I know what you think…In the words of Villanelle
One may say it depends on how things are put. Should we accept things without comment?
For example. Should we make comment on things said such as an introductory pre-amble which you know is a preamble, such as “there is limited data on how disease-modifying therapies (DMTs) alter SARS-CoV-2 mRNA vaccine immunogenicity in patients with autoimmune diseases”…..A quick search of COVID and VACCINATION and MULTIPLE SCLEROSIS throws up 329 hits on pubmed, COVID and VACCINATION throws up 38,501 hits and a search on COVID and VACCINATION and FINGOLIMOD throws up 50 hits (Not all will be relevent). So is this limited data?…I’ll let you decide. B
Does this new study show anything new?…sure it does….does it tell us something we didn’t know already?
I am aware that responses are inhibited with anti-CD20 and fingolimod and notably a reduced T and B cell response with fingolimod. I would argue that this study re-inforces a view made some time ago as replication is a key part of the scientific process.
Meyer-Arndt L, Braun J, Fauchere F, Vanshylla K, Loyal L, Henze L, Kruse B, Dingeldey M, Jürchott K, Mangold M, Maraj A, Braginets A, Böttcher C, Nitsche A, de la Rosa K, Ratswohl C, Sawitzki B, Holenya P, Reimer U, Sander LE, Klein F, Paul F, Bellmann-Strobl J, Thiel A, Giesecke-Thiel C.J Neurol Neurosurg Psychiatry. 2022 Jul 14:jnnp-2022-329395.
Background: SARS-CoV-2 mRNA vaccination of healthy individuals is highly immunogenic and protective against severe COVID-19. However, there are limited data on how disease-modifying therapies (DMTs) alter SARS-CoV-2 mRNA vaccine immunogenicity in patients with autoimmune diseases.
Methods: As part of a prospective cohort study, we investigated the induction, stability and boosting of vaccine-specific antibodies, B cells and T cells in patients with multiple sclerosis (MS) on different DMTs after homologous primary, secondary and booster SARS-CoV-2 mRNA vaccinations. Of 126 patients with MS analysed, 105 received either anti-CD20-based B cell depletion (aCD20-BCD), fingolimod, interferon-β, dimethyl fumarate, glatiramer acetate, teriflunomide or natalizumab, and 21 were untreated MS patients for comparison.
Results: In contrast to all other MS patients, and even after booster, most aCD20-BCD- and fingolimod-treated patients showed no to markedly reduced anti-S1 IgG, serum neutralising activity and a lack of receptor binding domain-specific and S2-specific B cells. Patients receiving fingolimod additionally lacked spike-reactive CD4+ T cell responses. The duration of fingolimod treatment, rather than peripheral blood B and T cell counts prior to vaccination, determined whether a humoral immune response was elicited.

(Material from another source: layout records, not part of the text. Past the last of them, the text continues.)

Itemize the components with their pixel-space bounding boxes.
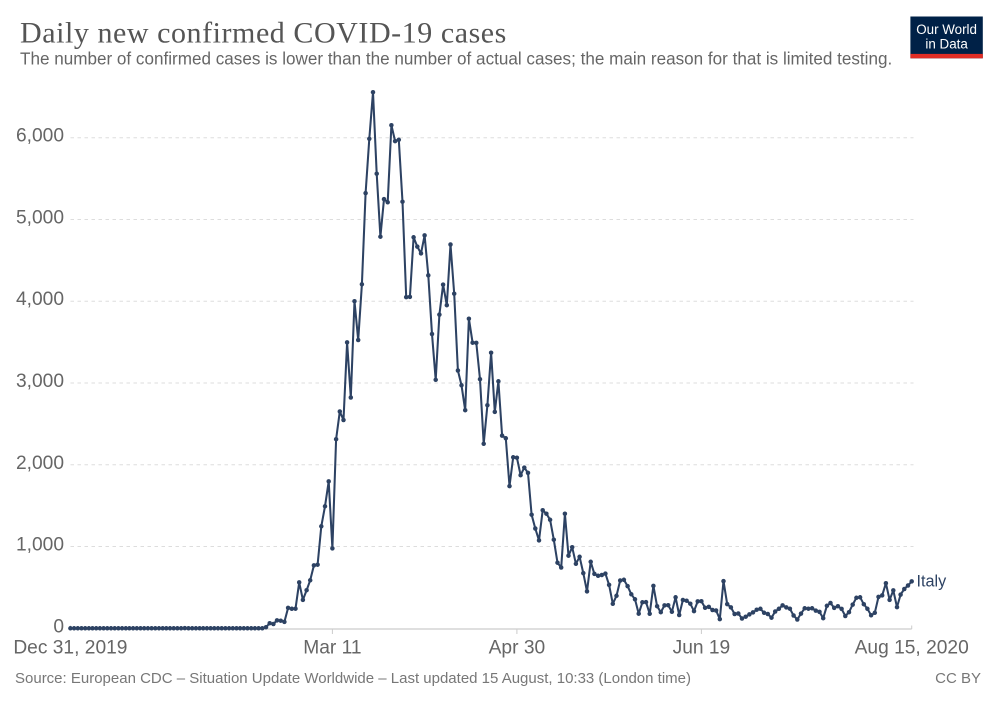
svg-text:Jun 19: Jun 19: [673, 638, 731, 659]
svg-text:Aug 15, 2020: Aug 15, 2020: [855, 638, 969, 659]
svg-text:CC BY: CC BY: [935, 670, 981, 687]
svg-text:Dec 31, 2019: Dec 31, 2019: [13, 638, 127, 659]
svg-text:2,000: 2,000: [16, 453, 64, 474]
svg-text:Daily new confirmed COVID-19 c: Daily new confirmed COVID-19 cases: [20, 17, 507, 50]
svg-text:6,000: 6,000: [16, 126, 64, 147]
svg-text:Mar 11: Mar 11: [303, 638, 361, 659]
svg-text:4,000: 4,000: [16, 289, 64, 310]
svg-text:Italy: Italy: [917, 573, 948, 591]
svg-text:Source: European CDC – Situati: Source: European CDC – Situation Update …: [15, 670, 691, 687]
svg-text:The number of confirmed cases: The number of confirmed cases is lower t…: [20, 50, 892, 69]
svg-text:Apr 30: Apr 30: [489, 638, 546, 659]
svg-text:Our World: Our World: [916, 22, 977, 37]
svg-text:1,000: 1,000: [16, 535, 64, 556]
svg-text:3,000: 3,000: [16, 371, 64, 392]
svg-text:0: 0: [53, 616, 64, 637]
svg-text:in Data: in Data: [925, 36, 968, 51]
svg-text:5,000: 5,000: [16, 208, 64, 229]
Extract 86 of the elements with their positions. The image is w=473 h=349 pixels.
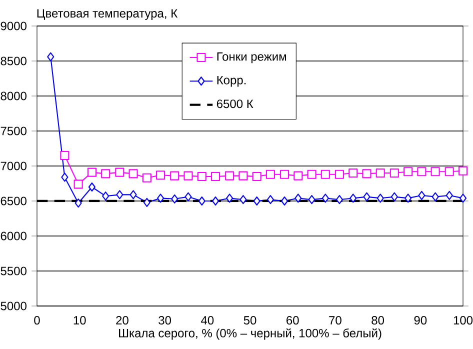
point — [376, 168, 385, 178]
x-tick-label: 100 — [454, 316, 473, 325]
y-tick-label: 9000 — [0, 22, 26, 30]
point — [350, 194, 357, 203]
legend-label: Гонки режим — [217, 52, 286, 64]
point — [197, 172, 206, 182]
x-tick-label: 70 — [329, 316, 342, 325]
point — [238, 171, 248, 180]
point — [87, 168, 96, 177]
point — [170, 171, 180, 180]
point — [266, 195, 274, 204]
point — [307, 170, 316, 179]
point — [226, 194, 234, 203]
point — [252, 172, 262, 182]
point — [102, 192, 110, 201]
point — [322, 194, 329, 203]
point — [362, 169, 372, 178]
x-tick-label: 60 — [286, 316, 299, 325]
point — [184, 171, 193, 180]
point — [280, 196, 288, 206]
point — [225, 171, 234, 180]
point — [348, 168, 358, 178]
point — [60, 150, 70, 160]
y-tick-label: 6500 — [0, 196, 26, 206]
point — [320, 170, 330, 179]
point — [390, 168, 399, 178]
point — [376, 194, 384, 203]
point — [240, 195, 247, 204]
point — [308, 195, 316, 204]
point — [432, 192, 439, 202]
x-tick-label: 0 — [34, 316, 40, 325]
point — [156, 170, 166, 180]
point — [61, 172, 68, 182]
point — [47, 52, 54, 62]
x-tick-label: 80 — [372, 316, 384, 325]
point — [130, 190, 137, 200]
point — [363, 192, 370, 202]
point — [74, 180, 83, 189]
point — [253, 196, 260, 206]
point — [294, 194, 302, 203]
x-tick-label: 40 — [201, 316, 214, 325]
point — [459, 194, 467, 203]
point — [88, 182, 96, 192]
point — [266, 170, 275, 179]
point — [171, 194, 178, 204]
point — [142, 173, 152, 182]
point — [430, 167, 440, 176]
y-tick-label: 8500 — [0, 56, 26, 66]
y-tick-label: 7000 — [0, 162, 26, 170]
point — [336, 195, 343, 204]
point — [417, 167, 426, 176]
y-axis-title: Цветовая температура, К — [37, 9, 178, 20]
y-tick-label: 8000 — [0, 92, 26, 100]
point — [294, 171, 303, 180]
x-tick-label: 10 — [74, 316, 86, 325]
y-tick-label: 5500 — [0, 266, 26, 276]
point — [157, 194, 164, 203]
y-tick-label: 5000 — [0, 302, 26, 310]
point — [418, 190, 426, 200]
point — [74, 198, 82, 208]
legend-label: Корр. — [217, 76, 246, 87]
point — [390, 192, 398, 202]
x-tick-label: 90 — [414, 316, 427, 325]
point — [404, 194, 412, 203]
point — [458, 166, 468, 176]
point — [198, 196, 206, 206]
point — [143, 198, 150, 207]
y-tick-label: 7500 — [0, 126, 26, 136]
point — [446, 190, 453, 200]
x-axis-title: Шкала серого, % (0% – черный, 100% – белый) — [119, 328, 382, 340]
point — [444, 167, 454, 176]
point — [334, 170, 344, 179]
x-tick-label: 30 — [158, 316, 172, 325]
point — [128, 169, 138, 178]
legend-label: 6500 К — [216, 100, 254, 108]
point — [116, 190, 124, 200]
point — [210, 172, 220, 182]
point — [404, 167, 413, 176]
point — [115, 168, 124, 177]
y-tick-label: 6000 — [0, 232, 26, 240]
point — [212, 196, 220, 206]
point — [280, 170, 290, 179]
x-tick-label: 20 — [116, 316, 128, 325]
x-tick-label: 50 — [244, 316, 256, 325]
point — [184, 192, 192, 202]
point — [101, 169, 110, 178]
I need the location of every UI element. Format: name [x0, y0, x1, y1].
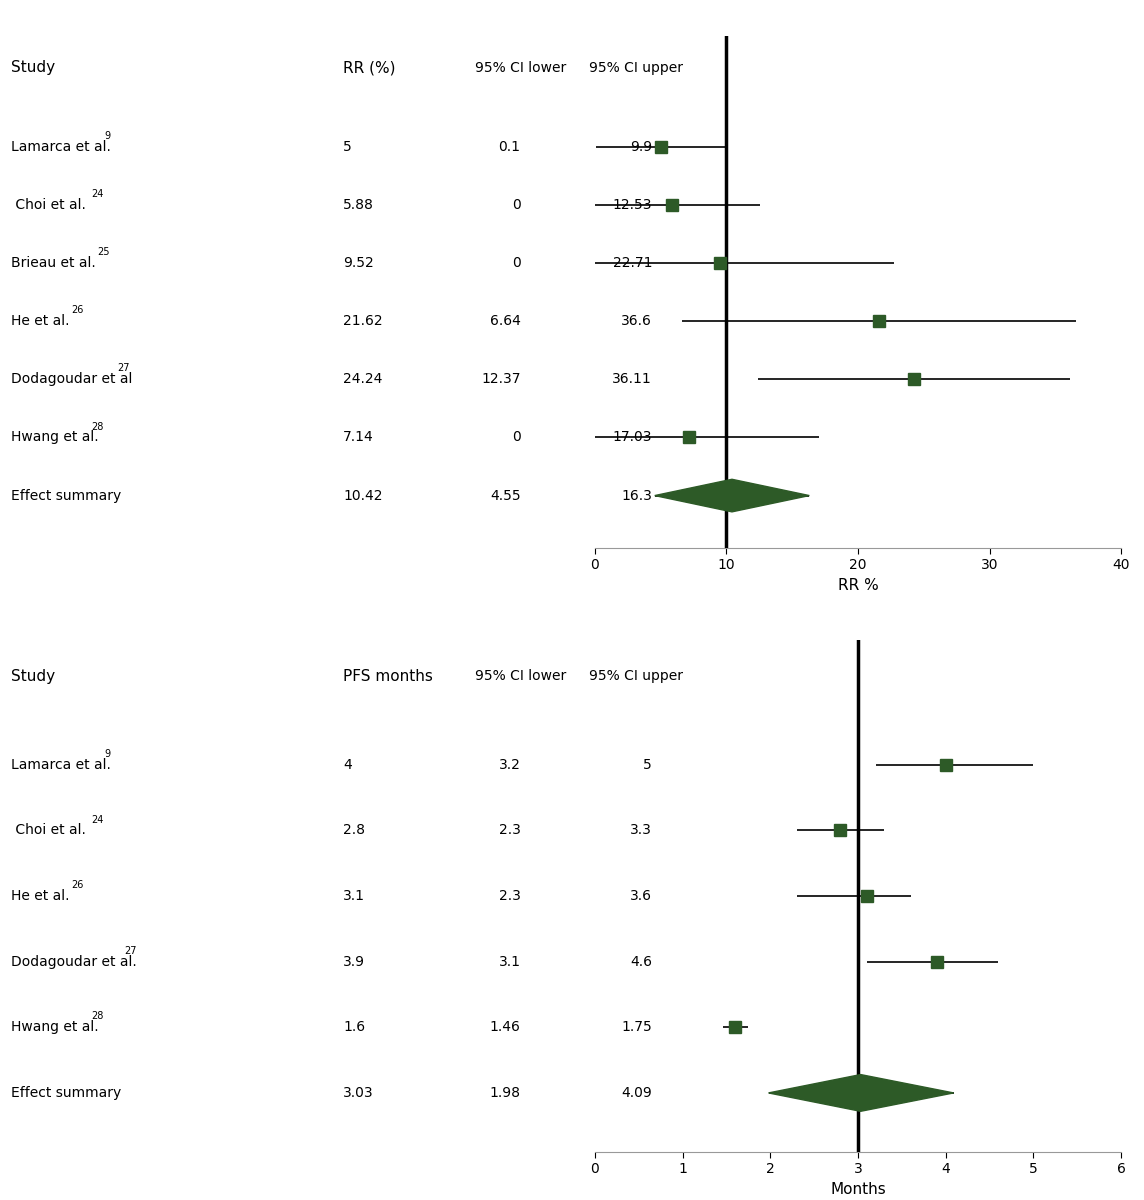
Text: Choi et al.: Choi et al.: [11, 823, 86, 838]
Text: 0: 0: [511, 198, 521, 211]
Text: 9.52: 9.52: [343, 256, 374, 270]
Text: 5: 5: [643, 757, 652, 772]
Text: 7.14: 7.14: [343, 431, 374, 444]
Text: 36.6: 36.6: [621, 314, 652, 328]
Text: 1.75: 1.75: [621, 1020, 652, 1034]
Text: 22.71: 22.71: [612, 256, 652, 270]
Text: 10.42: 10.42: [343, 488, 383, 503]
Text: 3.9: 3.9: [343, 955, 365, 968]
Text: Effect summary: Effect summary: [11, 1086, 121, 1100]
Text: 2.3: 2.3: [499, 823, 521, 838]
Text: 17.03: 17.03: [612, 431, 652, 444]
Text: 26: 26: [71, 881, 84, 890]
Text: 9.9: 9.9: [630, 139, 652, 154]
Text: 95% CI lower: 95% CI lower: [475, 61, 566, 74]
Polygon shape: [769, 1074, 954, 1111]
Text: 3.6: 3.6: [630, 889, 652, 904]
Text: Study: Study: [11, 60, 56, 76]
Text: 95% CI lower: 95% CI lower: [475, 670, 566, 683]
Text: 21.62: 21.62: [343, 314, 383, 328]
Text: 5.88: 5.88: [343, 198, 374, 211]
Text: Brieau et al.: Brieau et al.: [11, 256, 96, 270]
Text: 27: 27: [118, 364, 130, 373]
Text: 0: 0: [511, 431, 521, 444]
Text: 2.3: 2.3: [499, 889, 521, 904]
Text: 1.98: 1.98: [490, 1086, 521, 1100]
Text: 6.64: 6.64: [490, 314, 521, 328]
Text: Dodagoudar et al: Dodagoudar et al: [11, 372, 133, 386]
X-axis label: RR %: RR %: [837, 578, 879, 593]
Text: Dodagoudar et al.: Dodagoudar et al.: [11, 955, 137, 968]
Text: 2.8: 2.8: [343, 823, 365, 838]
Text: 1.6: 1.6: [343, 1020, 365, 1034]
Text: PFS months: PFS months: [343, 668, 434, 684]
Text: 3.1: 3.1: [499, 955, 521, 968]
Text: Choi et al.: Choi et al.: [11, 198, 86, 211]
Text: 3.2: 3.2: [499, 757, 521, 772]
Text: 12.53: 12.53: [612, 198, 652, 211]
Text: 95% CI upper: 95% CI upper: [589, 61, 683, 74]
Text: 16.3: 16.3: [621, 488, 652, 503]
Text: 24: 24: [92, 815, 103, 824]
Text: Lamarca et al.: Lamarca et al.: [11, 139, 111, 154]
Text: He et al.: He et al.: [11, 314, 70, 328]
Text: Hwang et al.: Hwang et al.: [11, 431, 100, 444]
Text: 4.09: 4.09: [621, 1086, 652, 1100]
Text: 3.1: 3.1: [343, 889, 365, 904]
Text: 4.6: 4.6: [630, 955, 652, 968]
Text: 26: 26: [71, 305, 84, 316]
Text: 5: 5: [343, 139, 352, 154]
Text: Study: Study: [11, 668, 56, 684]
Text: 1.46: 1.46: [490, 1020, 521, 1034]
Text: 3.03: 3.03: [343, 1086, 374, 1100]
Text: 4: 4: [343, 757, 352, 772]
Text: Effect summary: Effect summary: [11, 488, 121, 503]
Text: RR (%): RR (%): [343, 60, 396, 76]
Text: Hwang et al.: Hwang et al.: [11, 1020, 100, 1034]
Text: 9: 9: [104, 131, 111, 140]
Text: 9: 9: [104, 749, 111, 758]
Text: 27: 27: [125, 946, 137, 956]
Polygon shape: [654, 479, 809, 512]
Text: Lamarca et al.: Lamarca et al.: [11, 757, 111, 772]
Text: 4.55: 4.55: [490, 488, 521, 503]
Text: 0: 0: [511, 256, 521, 270]
Text: 12.37: 12.37: [480, 372, 521, 386]
Text: 24.24: 24.24: [343, 372, 382, 386]
Text: 28: 28: [92, 421, 103, 432]
X-axis label: Months: Months: [831, 1182, 885, 1196]
Text: He et al.: He et al.: [11, 889, 70, 904]
Text: 95% CI upper: 95% CI upper: [589, 670, 683, 683]
Text: 3.3: 3.3: [630, 823, 652, 838]
Text: 25: 25: [97, 247, 110, 257]
Text: 0.1: 0.1: [499, 139, 521, 154]
Text: 28: 28: [92, 1012, 103, 1021]
Text: 24: 24: [92, 188, 103, 199]
Text: 36.11: 36.11: [612, 372, 652, 386]
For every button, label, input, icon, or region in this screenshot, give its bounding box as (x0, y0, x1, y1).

Conclusions: The lack of immunogenicity under long-term fingolimod treatment demonstrates that functional immune responses require not only immune cells themselves, but also access of these cells to the site of inoculation and their unimpeded movement. The absence of humoral and T cell responses suggests that fingolimod-treated patients with MS are at risk for severe SARS-CoV-2 infections despite booster vaccinations, which is highly relevant for clinical decision-making and adapted protective measures, particularly considering additional recently approved sphingosine-1-phosphate receptor antagonists for MS treatment.
So why talk about this paper? Does it say can we or how we mitigate the problem?
This is background for stuff to come for the lab
Disclaimer: These views are the opinion of the author and no-one else.